Iran talks tough terms for top Asian crude buyers

Iran is trying to sell its biggest Asian customers oil at higher prices and on tougher terms, even as it faces the prospect of fewer sales as Western nations mull sanctioning the economic lifeline of the world’s fifth largest crude exporter.

If Iran gets its way, fresh deals to Asia’s refiners would mean more oil revenues to cushion the impact of possible sanctions by the European Union and others to punish it for its nuclear program.
It’s no surprise Iran has taken a tough line on supply terms, as it pumps nearly 2.5 percent of global supply. Oil sales provide about half of its budget revenues.

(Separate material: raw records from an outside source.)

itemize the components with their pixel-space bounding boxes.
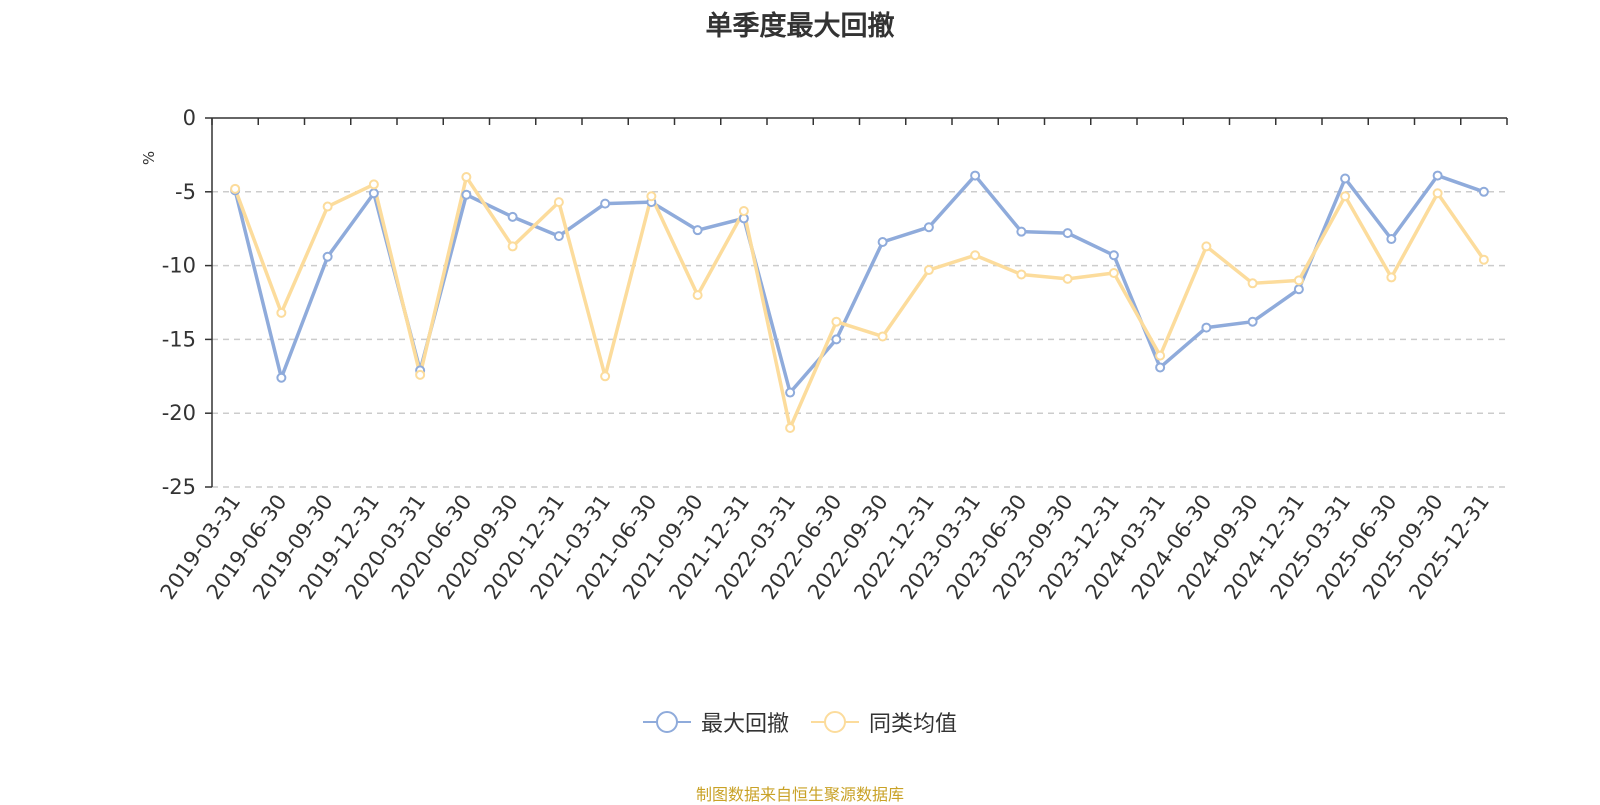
data-point-series-1 [553,231,564,242]
grid-lines [212,191,1507,488]
data-point-series-2 [230,183,241,194]
data-point-series-2 [1155,350,1166,361]
data-point-series-2 [415,369,426,380]
axis-labels: 0-5-10-15-20-25%2019-03-312019-06-302019… [140,106,1494,604]
y-unit-label: % [140,151,158,165]
data-point-series-2 [553,197,564,208]
chart-title: 单季度最大回撤 [705,11,895,42]
data-point-series-1 [1432,170,1443,181]
data-point-series-2 [1478,254,1489,265]
data-point-series-2 [1432,188,1443,199]
data-point-series-1 [461,189,472,200]
data-point-series-2 [1340,191,1351,202]
data-point-series-1 [1108,250,1119,261]
data-point-series-1 [923,222,934,233]
data-point-series-1 [1247,316,1258,327]
data-point-series-1 [1340,173,1351,184]
data-point-series-2 [923,265,934,276]
data-point-series-1 [322,251,333,262]
axes [205,117,1508,488]
data-point-series-1 [1155,362,1166,373]
data-point-series-1 [1386,234,1397,245]
data-point-series-2 [461,172,472,183]
data-point-series-1 [692,225,703,236]
data-point-series-2 [1293,275,1304,286]
data-point-series-2 [646,191,657,202]
data-point-series-2 [276,307,287,318]
legend-label-series-1: 最大回撤 [700,712,789,737]
data-point-series-2 [507,241,518,252]
data-point-series-2 [738,205,749,216]
legend-label-series-2: 同类均值 [869,712,958,737]
data-point-series-2 [970,250,981,261]
data-point-series-2 [1201,241,1212,252]
data-point-series-1 [785,387,796,398]
data-point-series-2 [1062,273,1073,284]
data-point-series-2 [600,371,611,382]
legend: 最大回撤 同类均值 [0,706,1600,738]
data-point-series-1 [1201,322,1212,333]
data-point-series-1 [368,188,379,199]
legend-item-series-2[interactable]: 同类均值 [811,706,957,738]
y-tick-label: -20 [162,401,196,425]
data-point-series-1 [276,372,287,383]
y-tick-label: -15 [162,327,196,351]
data-point-series-1 [1293,284,1304,295]
data-point-series-2 [692,290,703,301]
data-point-series-1 [831,334,842,345]
legend-item-series-1[interactable]: 最大回撤 [642,706,789,738]
data-point-series-2 [322,201,333,212]
data-point-series-2 [1108,267,1119,278]
y-tick-label: -5 [175,180,196,204]
data-point-series-2 [785,422,796,433]
data-point-series-1 [507,211,518,222]
data-point-series-1 [970,170,981,181]
legend-marker-series-1 [642,711,691,733]
series-line-2 [233,175,1486,430]
data-point-series-1 [1016,226,1027,237]
legend-circle-series-1 [655,711,678,733]
data-point-series-1 [1062,228,1073,239]
y-tick-label: -10 [162,254,196,278]
series-lines [230,170,1489,433]
data-point-series-1 [1478,186,1489,197]
data-point-series-1 [600,198,611,209]
y-tick-label: 0 [183,106,196,130]
y-tick-label: -25 [162,475,196,499]
data-point-series-2 [1386,272,1397,283]
data-point-series-2 [877,331,888,342]
data-point-series-2 [1016,269,1027,280]
legend-marker-series-2 [811,711,859,733]
data-point-series-1 [877,236,888,247]
data-point-series-2 [368,179,379,190]
legend-circle-series-2 [824,711,846,733]
data-point-series-2 [831,316,842,327]
data-point-series-2 [1247,278,1258,289]
source-note: 制图数据来自恒生聚源数据库 [695,785,904,804]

China is Iran’s biggest oil buyer, taking over half a million barrels per day (bpd) and has the capacity to take more. Beijing is also Iran’s biggest trade partner and has worked to keep oil out of U.N. sanctions.
There is no sign, however, Iran is using oil to keep China sweet. After weeks of talks, frustrated Chinese negotiators who had hoped to take advantage of the international political pressure on Iran still have no 2012 supply deals.

Iran wants China’s state-run Sinopec, Asia’s largest refiner, and state oil trader Zhuhai Zhenrong Corp, to pay more, and faster, than in 2011, sources familiar with the talks said.

Iran believes its terms for 2011 were too generous, and now wants to reduce the credit grace period for both Chinese buyers to 60 or 30 days, the sources said.

Sinopec, however, wants to get the best deal out of Iran, given the “difficult situations” it now faces, a Chinese refinery source said. The Chinese buyers currently have 60 and 90 days to pay Iran for its oil.
Iran’s insistence on speedy payments was in part prompted by this year’s debacle in India, its second largest buyer.

Refiners bought billions of dollars worth of oil but were suddenly unable to pay for it legally after the central bank caved in to Western demands and stopped clearing payments.